Não sou pessoa de grandes lamentos. Mas isso não me impede de ter os meus momentos em que acho que isto ou aquilo está mal e que certas coisas deviam estar mais do que resolvidas. Nesses momentos, e quem me conhece, sabe do que falo, lamento-me. Retiro-me do mundo em que vivo e só interessa o meu umbigo. Nesses instantes, o mundo só eu e só existem os meus problemas para resolver. Felizmente, tenho a lucidez necessária para, em pouco tempo, regressar à realidade e tentar ver as coisas com outra perspectiva.
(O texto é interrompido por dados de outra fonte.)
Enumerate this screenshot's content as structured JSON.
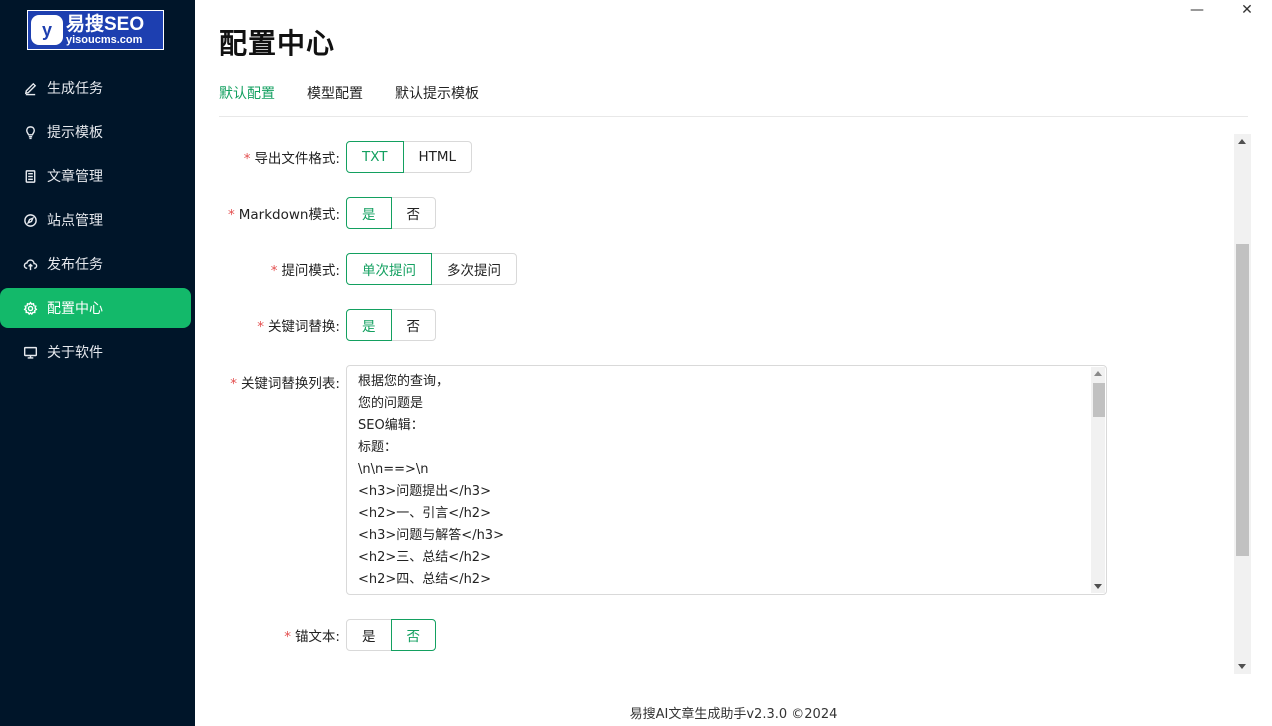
{
  "logo": {
    "badge": "y",
    "main": "易搜SEO",
    "sub": "yisoucms.com"
  },
  "sidebar": {
    "items": [
      {
        "label": "生成任务",
        "icon": "edit-icon"
      },
      {
        "label": "提示模板",
        "icon": "bulb-icon"
      },
      {
        "label": "文章管理",
        "icon": "document-icon"
      },
      {
        "label": "站点管理",
        "icon": "compass-icon"
      },
      {
        "label": "发布任务",
        "icon": "cloud-upload-icon"
      },
      {
        "label": "配置中心",
        "icon": "gear-icon",
        "active": true
      },
      {
        "label": "关于软件",
        "icon": "monitor-icon"
      }
    ]
  },
  "window": {
    "minimize": "—",
    "close": "✕"
  },
  "page": {
    "title": "配置中心"
  },
  "tabs": [
    {
      "label": "默认配置",
      "active": true
    },
    {
      "label": "模型配置"
    },
    {
      "label": "默认提示模板"
    }
  ],
  "form": {
    "export_format": {
      "label": "导出文件格式:",
      "options": [
        "TXT",
        "HTML"
      ],
      "selected": "TXT"
    },
    "markdown": {
      "label": "Markdown模式:",
      "options": [
        "是",
        "否"
      ],
      "selected": "是"
    },
    "ask_mode": {
      "label": "提问模式:",
      "options": [
        "单次提问",
        "多次提问"
      ],
      "selected": "单次提问"
    },
    "keyword_replace": {
      "label": "关键词替换:",
      "options": [
        "是",
        "否"
      ],
      "selected": "是"
    },
    "keyword_list": {
      "label": "关键词替换列表:",
      "lines": [
        "根据您的查询，",
        "您的问题是",
        "SEO编辑：",
        "标题：",
        "\\n\\n==>\\n",
        "<h3>问题提出</h3>",
        "<h2>一、引言</h2>",
        "<h3>问题与解答</h3>",
        "<h2>三、总结</h2>",
        "<h2>四、总结</h2>"
      ]
    },
    "anchor_text": {
      "label": "锚文本:",
      "options": [
        "是",
        "否"
      ],
      "selected": "否"
    }
  },
  "footer": "易搜AI文章生成助手v2.3.0 ©2024",
  "colors": {
    "sidebar_bg": "#001529",
    "accent": "#13b96a",
    "required": "#e34d4d"
  }
}
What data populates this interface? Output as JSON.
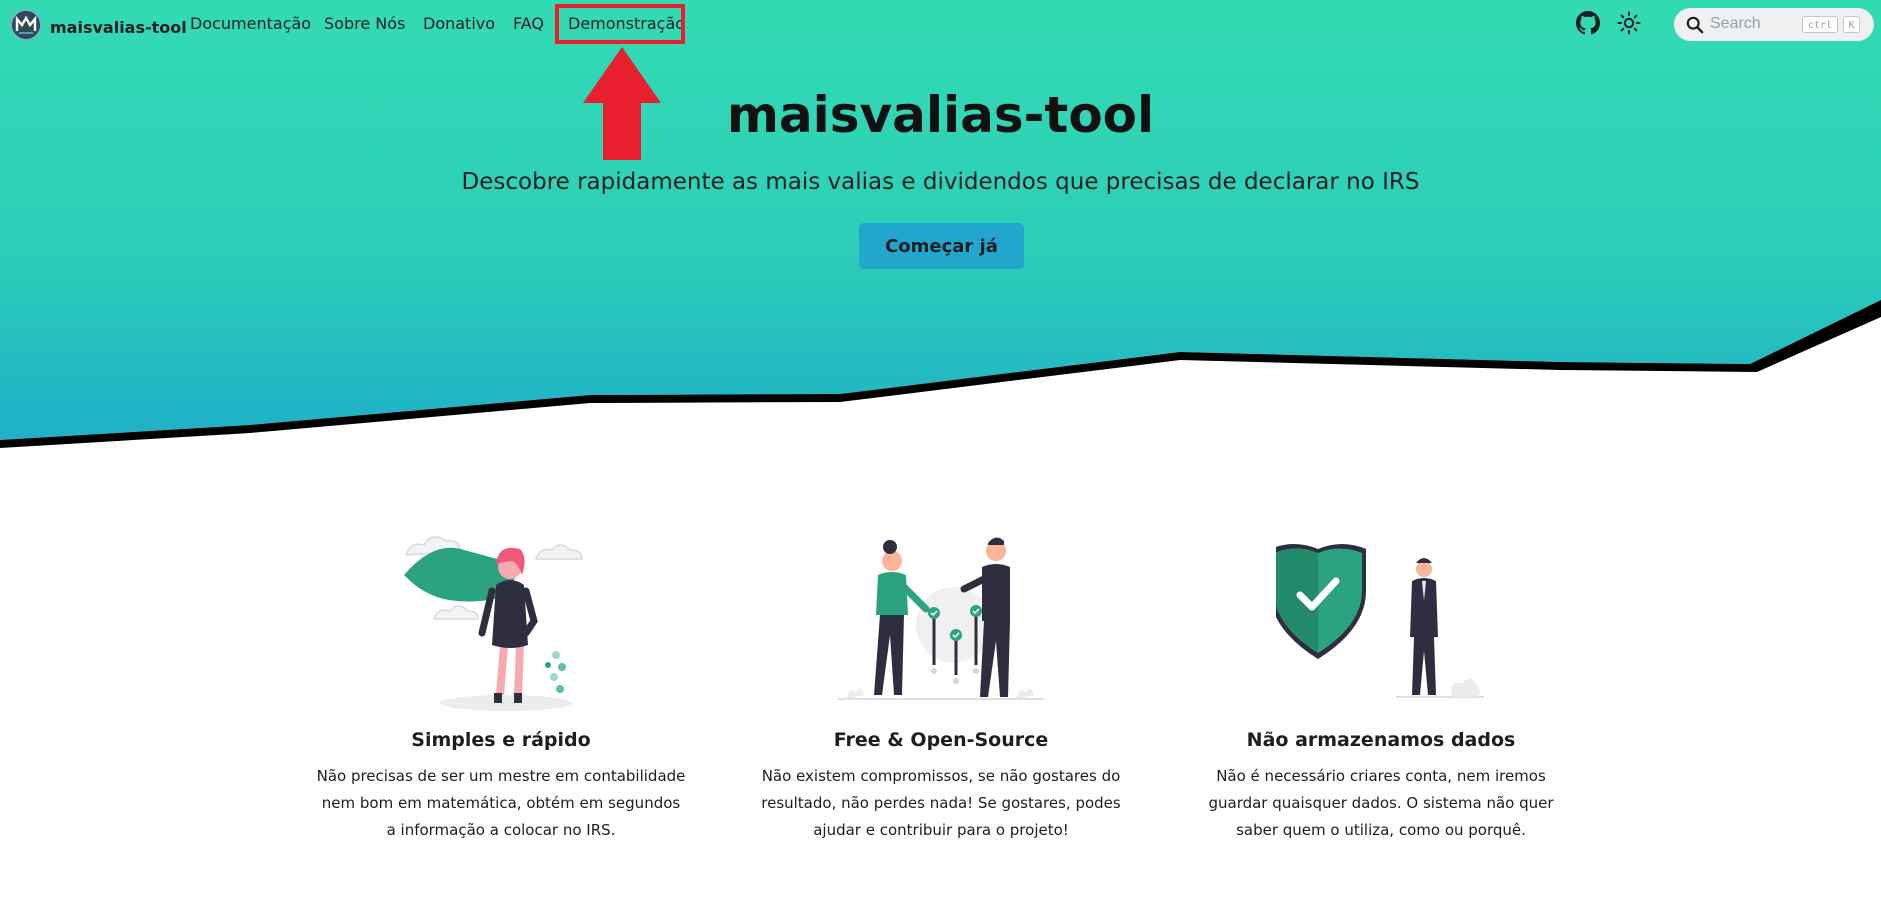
{
  "nav": {
    "brand": "maisvalias-tool",
    "links": [
      "Documentação",
      "Sobre Nós",
      "Donativo",
      "FAQ",
      "Demonstração"
    ],
    "icons": {
      "github": "github-icon",
      "theme": "sun-icon",
      "logo": "logo-icon"
    }
  },
  "search": {
    "placeholder": "Search",
    "shortcut_ctrl": "ctrl",
    "shortcut_key": "K"
  },
  "hero": {
    "title": "maisvalias-tool",
    "subtitle": "Descobre rapidamente as mais valias e dividendos que precisas de declarar no IRS",
    "cta": "Começar já"
  },
  "features": [
    {
      "title": "Simples e rápido",
      "text": "Não precisas de ser um mestre em contabilidade nem bom em matemática, obtém em segundos a informação a colocar no IRS."
    },
    {
      "title": "Free & Open-Source",
      "text": "Não existem compromissos, se não gostares do resultado, não perdes nada! Se gostares, podes ajudar e contribuir para o projeto!"
    },
    {
      "title": "Não armazenamos dados",
      "text": "Não é necessário criares conta, nem iremos guardar quaisquer dados. O sistema não quer saber quem o utiliza, como ou porquê."
    }
  ],
  "colors": {
    "hero_top": "#30d9b2",
    "hero_bottom": "#21b5c6",
    "cta": "#21a7ce",
    "highlight": "#e8202e",
    "illustration_accent": "#2ba381"
  }
}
Num passado recente vivi dois momentos que me impedem de exagerar. Quando fui ver o espectáculo do Luís Franco Bastos diverti-me imenso. Eu, a minha mulher e as outras 798 pessoas que lotaram a sala. Quando saí do São Jorge, virei à esquerda para ir para o carro e dez passos depois deparo-me com dois homens que dormiam na rua. Qualquer um deles com idade para ser meu pai. Não interessa o motivo pelo qual ali foram parar. Mas ali estavam, enquanto dezenas de pessoas passavam por ali ainda a rir do que tinham ouvido nos últimos minutos. Ontem, tive um trabalho à noite. Quando saí do mesmo, passei no Saldanha e vi um grupo de voluntários a alimentar cerca de duas dezenas de pessoas que aguardavam ansiosas pela chegada da carrinha. Estes momentos impedem-me de perder a lucidez.

Não vivo com dificuldades. Nunca vivi, felizmente. Mas também não vivo rodeado de luxos. Vivo com o que tenho. Com o que a família me dá e com aquilo que o meu trabalho me permite ter. Para algumas pessoas pode aparentar ser muita coisa. Para mim, não é. Mas, momentos como os que referi fazem com que me dê por agradecido sempre que coloco a chave na porta e entro em casa. Existem problemas, não o nego. Alguns de complicada resolução. Mas assim que entro em casa, agradeço o que tenho e tento ignorar aquilo que está por resolver. Não se resolve hoje, resolve-se amanhã. Mas, agora vou aproveitar o que tenho. É assim que sou.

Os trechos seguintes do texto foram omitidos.